Innovation Center Team
Andrea H. Marshall, JD is the director of the Innovation Center at the Clinical Biotechnology Research Institute (CBRI) at Roper St. Francis. Prior to joining CBRI, Ms. Marshall served as executive administrator of Charleston Angel Partners LLC, South Carolina’s oldest and most profitable organized angel investment group. In the role, she managed all aspects of diligence and investment for several significant investments in the biotech sector. During that time, she also served as the MUSC nominee to the board of directors of SCLaunch, an economic development agency which supports South Carolina's Knowledge Economy. Ms. Marshall is an attorney in the area of corporate law, securities, and mergers and acquisitions. Prior to her move to SC, she practiced law with Holland & Knight LLP in New York City, one of the nation’s largest law firms. Ms. Marshall received her law degree from The University of Texas School of Law, and her bachelor’s degree from Texas A&M.
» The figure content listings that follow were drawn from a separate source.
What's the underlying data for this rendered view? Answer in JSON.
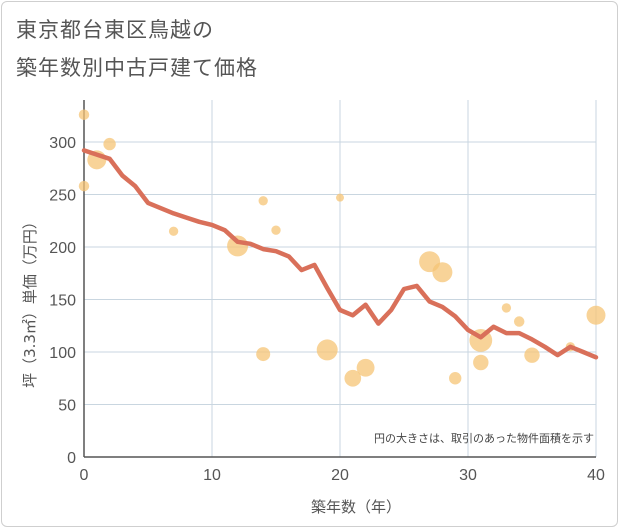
{
  "chart_data": {
    "type": "scatter",
    "title_line1": "東京都台東区鳥越の",
    "title_line2": "築年数別中古戸建て価格",
    "xlabel": "築年数（年）",
    "ylabel": "坪（3.3㎡）単価（万円）",
    "xlim": [
      0,
      40
    ],
    "ylim": [
      0,
      340
    ],
    "xticks": [
      0,
      10,
      20,
      30,
      40
    ],
    "yticks": [
      0,
      50,
      100,
      150,
      200,
      250,
      300
    ],
    "note": "円の大きさは、取引のあった物件面積を示す",
    "colors": {
      "bubble": "#f5c475",
      "trend": "#d9705a",
      "grid": "#c9d6e0",
      "axis": "#555555"
    },
    "scatter": [
      {
        "x": 0,
        "y": 326,
        "size": 2
      },
      {
        "x": 0,
        "y": 258,
        "size": 2
      },
      {
        "x": 1,
        "y": 283,
        "size": 8
      },
      {
        "x": 2,
        "y": 298,
        "size": 3
      },
      {
        "x": 7,
        "y": 215,
        "size": 1.5
      },
      {
        "x": 12,
        "y": 201,
        "size": 10
      },
      {
        "x": 14,
        "y": 244,
        "size": 1.5
      },
      {
        "x": 14,
        "y": 98,
        "size": 4
      },
      {
        "x": 15,
        "y": 216,
        "size": 1.5
      },
      {
        "x": 19,
        "y": 102,
        "size": 10
      },
      {
        "x": 20,
        "y": 247,
        "size": 1
      },
      {
        "x": 21,
        "y": 75,
        "size": 6
      },
      {
        "x": 22,
        "y": 85,
        "size": 7
      },
      {
        "x": 27,
        "y": 186,
        "size": 10
      },
      {
        "x": 28,
        "y": 176,
        "size": 9
      },
      {
        "x": 29,
        "y": 75,
        "size": 3
      },
      {
        "x": 31,
        "y": 111,
        "size": 12
      },
      {
        "x": 31,
        "y": 90,
        "size": 5
      },
      {
        "x": 33,
        "y": 142,
        "size": 1.5
      },
      {
        "x": 34,
        "y": 129,
        "size": 2
      },
      {
        "x": 35,
        "y": 97,
        "size": 5
      },
      {
        "x": 38,
        "y": 105,
        "size": 1.5
      },
      {
        "x": 40,
        "y": 135,
        "size": 8
      }
    ],
    "trend_x": [
      0,
      1,
      2,
      3,
      4,
      5,
      6,
      7,
      8,
      9,
      10,
      11,
      12,
      13,
      14,
      15,
      16,
      17,
      18,
      19,
      20,
      21,
      22,
      23,
      24,
      25,
      26,
      27,
      28,
      29,
      30,
      31,
      32,
      33,
      34,
      35,
      36,
      37,
      38,
      39,
      40
    ],
    "trend_y": [
      292,
      288,
      284,
      268,
      258,
      242,
      237,
      232,
      228,
      224,
      221,
      216,
      205,
      203,
      198,
      196,
      191,
      178,
      183,
      161,
      140,
      135,
      145,
      127,
      140,
      160,
      163,
      148,
      143,
      134,
      121,
      114,
      124,
      118,
      118,
      112,
      105,
      97,
      105,
      100,
      95
    ]
  }
}
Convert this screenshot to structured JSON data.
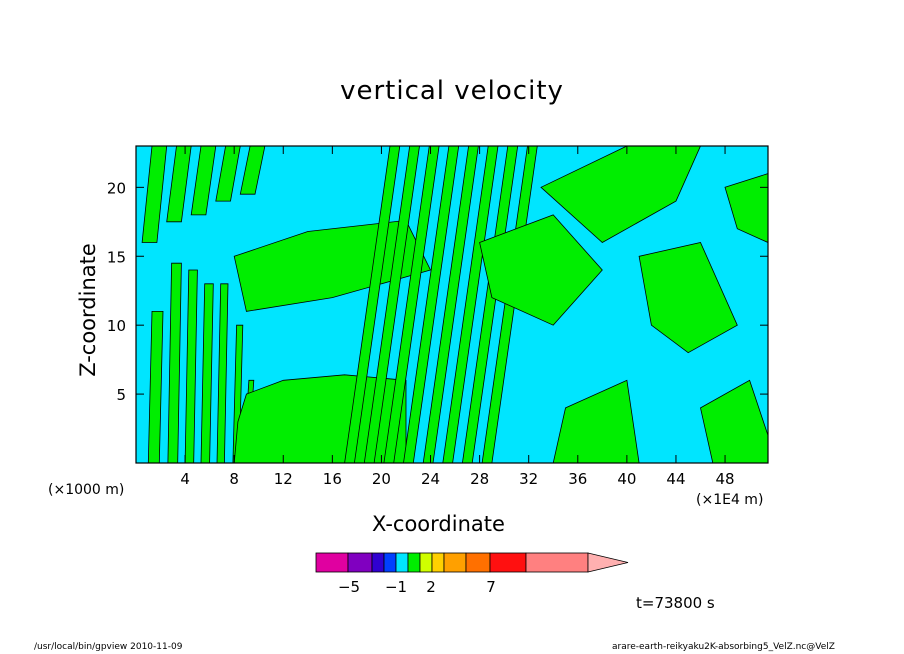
{
  "chart_data": {
    "type": "heatmap",
    "title": "vertical velocity",
    "xlabel": "X-coordinate",
    "ylabel": "Z-coordinate",
    "x_unit_label": "(×1000 m)",
    "x_scale_label": "(×1E4 m)",
    "xlim": [
      0,
      51.5
    ],
    "ylim": [
      0,
      23
    ],
    "x_ticks": [
      4,
      8,
      12,
      16,
      20,
      24,
      28,
      32,
      36,
      40,
      44,
      48
    ],
    "y_ticks": [
      5,
      10,
      15,
      20
    ],
    "levels_shown": [
      "cyan",
      "green"
    ],
    "series": [
      {
        "name": "negative (cyan)",
        "color": "#00e5ff"
      },
      {
        "name": "positive (green)",
        "color": "#00ee00"
      }
    ],
    "colorbar": {
      "labels": [
        "-5",
        "-1",
        "2",
        "7"
      ],
      "colors": [
        "#e000a0",
        "#8000c0",
        "#3000d0",
        "#0040ff",
        "#00e5ff",
        "#00ee00",
        "#d0ff00",
        "#ffd000",
        "#ffa000",
        "#ff7000",
        "#ff1010",
        "#ff8080"
      ],
      "extend_color": "#ffb0b0"
    },
    "time_label": "t=73800 s"
  },
  "footer": {
    "left": "/usr/local/bin/gpview  2010-11-09",
    "right": "arare-earth-reikyaku2K-absorbing5_VelZ.nc@VelZ"
  }
}
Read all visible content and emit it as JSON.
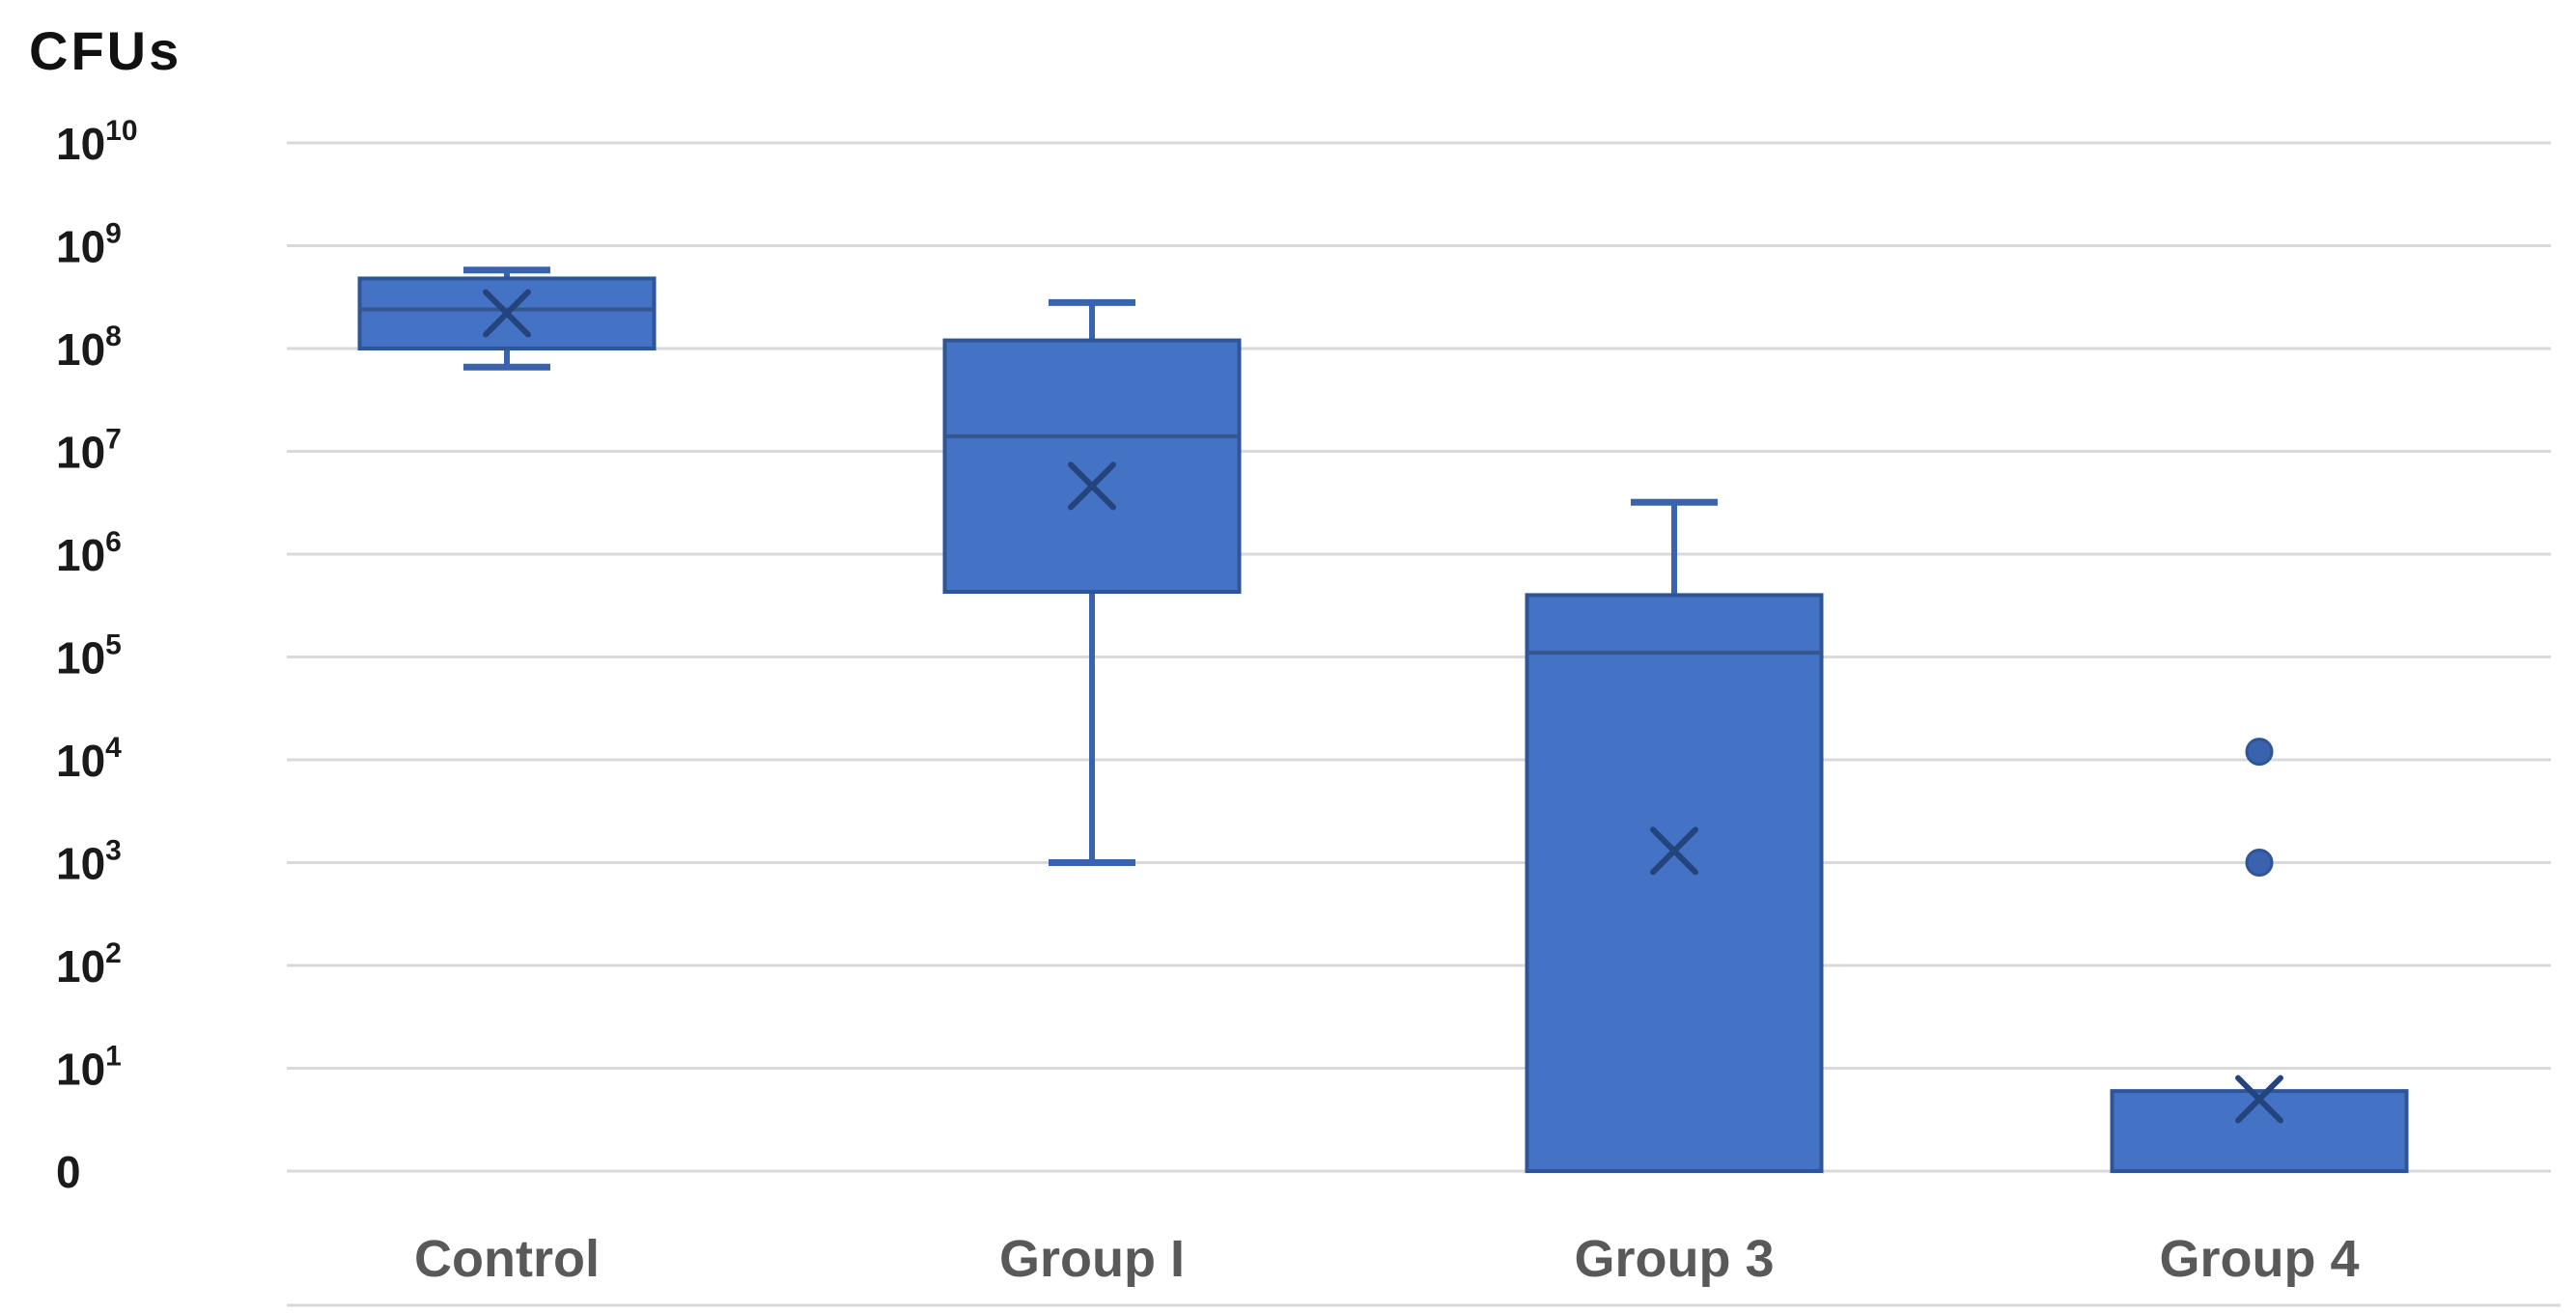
{
  "chart_data": {
    "type": "boxplot",
    "title": "CFUs",
    "y_axis": {
      "scale": "log10-with-zero-baseline",
      "tick_labels": [
        {
          "base": "10",
          "sup": "10",
          "exp": 10
        },
        {
          "base": "10",
          "sup": "9",
          "exp": 9
        },
        {
          "base": "10",
          "sup": "8",
          "exp": 8
        },
        {
          "base": "10",
          "sup": "7",
          "exp": 7
        },
        {
          "base": "10",
          "sup": "6",
          "exp": 6
        },
        {
          "base": "10",
          "sup": "5",
          "exp": 5
        },
        {
          "base": "10",
          "sup": "4",
          "exp": 4
        },
        {
          "base": "10",
          "sup": "3",
          "exp": 3
        },
        {
          "base": "10",
          "sup": "2",
          "exp": 2
        },
        {
          "base": "10",
          "sup": "1",
          "exp": 1
        },
        {
          "base": "0",
          "sup": "",
          "exp": null
        }
      ],
      "range_top_label": "10^10",
      "range_bottom_label": "0",
      "grid": true
    },
    "categories": [
      "Control",
      "Group I",
      "Group 3",
      "Group 4"
    ],
    "series": [
      {
        "name": "Control",
        "whisker_low": 66000000.0,
        "q1": 100000000.0,
        "median": 240000000.0,
        "mean": 220000000.0,
        "q3": 480000000.0,
        "whisker_high": 580000000.0,
        "outliers": []
      },
      {
        "name": "Group I",
        "whisker_low": 1000.0,
        "q1": 430000.0,
        "median": 14000000.0,
        "mean": 4600000.0,
        "q3": 120000000.0,
        "whisker_high": 280000000.0,
        "outliers": []
      },
      {
        "name": "Group 3",
        "whisker_low": null,
        "q1": 0,
        "median": 110000.0,
        "mean": 1300.0,
        "q3": 400000.0,
        "whisker_high": 3200000.0,
        "outliers": []
      },
      {
        "name": "Group 4",
        "whisker_low": null,
        "q1": 0,
        "median": null,
        "mean": 5,
        "q3": 6,
        "whisker_high": null,
        "outliers": [
          12000.0,
          1000.0
        ]
      }
    ],
    "legend": "none",
    "colors": {
      "box_fill": "#4472C4",
      "box_border": "#2F5597",
      "whisker": "#3A63AF",
      "median_line": "#35568F",
      "mean_marker": "#24447E",
      "outlier_dot": "#3A62AE",
      "gridline": "#D9D9D9",
      "tick_text": "#1A1A1A",
      "category_text": "#595959",
      "background": "#FFFFFF"
    }
  }
}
Krista Herndon is the idea extractor / project manager at the Clinical Biotechnology Research Institute (CBRI). In this role, she reviews innovation projects from a variety of sources, including an Innovation Outreach Program designed to scout projects that originate from within the Roper St. Francis system. She also works on selected collaborations with outside inventors to identify promising technology development opportunities to improve patient care. She brings a background from the commercial sector developing and manufacturing medical devices for C.R. Bard, Inc, as well as experience with the defense industry with Force Protection Industries, a global leader in ballistic protected armored vehicles and survivability solutions. Ms. Herndon received her master’s degree in business administration from Georgia Southern University and her bachelor’s degree in chemistry from the College of Charleston. She is also a registered patent agent with the United States Patent and Trademark Office.